Obwohl die Osmanen eine geordnete Umsiedlung geplant hätten, seien durch die Kriegsbedingungen sowie "Banditentum, Hunger, Seuchen und die allgemeine Gesetzlosigkeit eines kollabierenden Staatsapparats" viele Menschen getötet worden, formuliert das türkische Außenministerium. Zudem betont die Türkei, dass gleichzeitig auch viele muslimische Türken ums Leben kamen. Manche Politiker, darunter Staatspräsident Recep Tayyip Erdogan, vertreten die Ansicht, dass die Zahl der muslimischen Opfer mindestens so hoch war wie die der christlich-armenischen.

Die meisten Fachleute zweifeln allerdings an dieser Darstellung. Sie weisen darauf hin, dass die osmanische Regierung eine dauerhafte Entfernung der Armenier aus Anatolien anstrebte, nicht nur eine vorübergehende Vertreibung. Historiker wie Mehmet Polatel von der Istanbuler Koc-Universität unterstreichen, dass fast gleichzeitig mit der Vertreibung der Armenier die Verteilung von deren Besitz an Muslime begann - und zwar auf Grundlage staatlicher Verordnungen. Für Polatel ist das ein klarer Beweis dafür, dass die Armenier nicht umgesiedelt, sondern getötet werden sollten.

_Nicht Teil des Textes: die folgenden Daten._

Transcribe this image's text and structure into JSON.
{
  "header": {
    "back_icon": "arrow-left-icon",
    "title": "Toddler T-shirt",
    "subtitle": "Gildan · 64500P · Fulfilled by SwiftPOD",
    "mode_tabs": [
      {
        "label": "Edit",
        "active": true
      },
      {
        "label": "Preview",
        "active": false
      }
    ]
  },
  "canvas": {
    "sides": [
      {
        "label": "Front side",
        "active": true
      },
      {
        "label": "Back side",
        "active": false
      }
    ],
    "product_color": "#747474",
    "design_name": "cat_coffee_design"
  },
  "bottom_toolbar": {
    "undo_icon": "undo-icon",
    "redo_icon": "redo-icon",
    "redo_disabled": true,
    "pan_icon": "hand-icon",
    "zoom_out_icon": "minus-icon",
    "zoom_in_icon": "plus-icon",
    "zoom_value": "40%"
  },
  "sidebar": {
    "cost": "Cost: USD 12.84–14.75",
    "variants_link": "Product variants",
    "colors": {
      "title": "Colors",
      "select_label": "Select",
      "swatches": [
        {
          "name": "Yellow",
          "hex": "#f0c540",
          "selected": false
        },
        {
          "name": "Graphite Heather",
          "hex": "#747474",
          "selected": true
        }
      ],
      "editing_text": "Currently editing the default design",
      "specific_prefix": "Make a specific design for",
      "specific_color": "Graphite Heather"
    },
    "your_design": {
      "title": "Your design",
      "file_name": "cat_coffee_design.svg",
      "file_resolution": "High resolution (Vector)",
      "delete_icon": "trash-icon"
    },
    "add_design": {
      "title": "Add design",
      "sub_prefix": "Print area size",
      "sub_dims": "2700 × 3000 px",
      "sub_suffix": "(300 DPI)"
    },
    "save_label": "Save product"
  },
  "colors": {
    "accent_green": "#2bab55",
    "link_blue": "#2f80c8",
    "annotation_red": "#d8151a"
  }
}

Für viele Türken ist das Wort vom Genozid dennoch unannehmbar. Zwar kann seit einigen Jahren über das Thema diskutiert werden, ohne dass die Anhänger der Völkermord-These wie jahrzehntelang üblich eine Verurteilung wegen "Beleidigung des Türkentums" befürchten müssen. Auch gibt es Bücher und wissenschaftliche Konferenzen zur Armenierfrage. Zum ersten Mal überhaupt melden sich Armenier zu Wort, die ihre Identität lange Zeit verschwiegen - oder gar nicht kannten, weil ihre Vorfahren als Überlebende der Massaker von türkisch-muslimischen Familien aufgenommen worden waren. Der heutige Präsident Recep Tayyip Erdogan gedachte im vergangenen Jahr, damals noch als Regierungschef, sogar erstmals offiziell des Leids der Armenier. Die hartgesottenen türkischen Nationalisten, die noch vor einigen Jahren die Diskussion bestimmten, sind seltener zu hören.

Doch eines hat sich nicht geändert: Erdogan und andere Politiker relativieren die Taten der Osmanen-Regierung stets als patriotisch motivierte Entscheidungen zur Rettung des Vaterlandes. Von Versagen, Schuld oder Verbrechen ist keine Rede. Die Türkei sieht sich selbst als "saubere" Nation, in deren Geschichte kein schwarzer Fleck zu finden ist. Es gebe nichts, für das sich die Türken schämen müssten, lautet das Credo. Und diese Haltung bleibt auch in der Bevölkerung weit verbreitet. Die Forderung nach Anerkennung des Genozids trifft bei der Mehrheit der Bürger auf Ablehnung.

Im Parlament von Ankara unterstützten die beiden großen Oppositionsparteien, die säkularistische CHP und die nationalistische MHP, die scharfen Reaktionen der Regierung nach den Äußerungen des Papstes und der Resolution des EU-Parlaments. Lediglich die Kurdenpartei HDP, die bei der anstehenden Parlamentswahl am 7. Juni linksliberale Wähler umwirbt, will sich der gemeinsamen Haltung der anderen Parteien nicht anschließen.

In der Debatte ist von türkischer Seite oft zu hören, dass im Ersten Weltkrieg und davor auch viele Muslime Opfer von Verbrechen wurden, ohne dass die Welt von Völkermorden spricht. Selbst aufgeklärt-liberale Intellektuelle wie der Autor Mustafa Akyol betonen, dass das Schicksal der Armenier nicht einzigartig war in den blutigen Zeiten des 19. und frühen 20. Jahrhunderts. In einem Offenen Brief an den Papst unterstrich Akyol, er selbst stamme von Tscherkessen ab, die im 19. Jahrhundert im Kaukasus vom damaligen Russischen Reich abgeschlachtet wurden.

Die fehlende Bereitschaft, schmerzhaften Aspekten der eigenen Vergangenheit ins Auge zu schauen, bestimmt weiterhin die Position der offiziellen Türkei, die das Thema am liebsten weiterhin unter den Teppich kehren würde. Appelle von außen können diese Haltung ohnehin kaum beeinflussen. Dazu bedarf es einer Dynamik im Land selbst. Nur eine junge Generation, die neue Fragen stellt und auf Antworten dringt, kann das Land dazu bringen, das dunkle Kapitel der türkischen Geschichte endlich ehrlich aufzuarbeiten.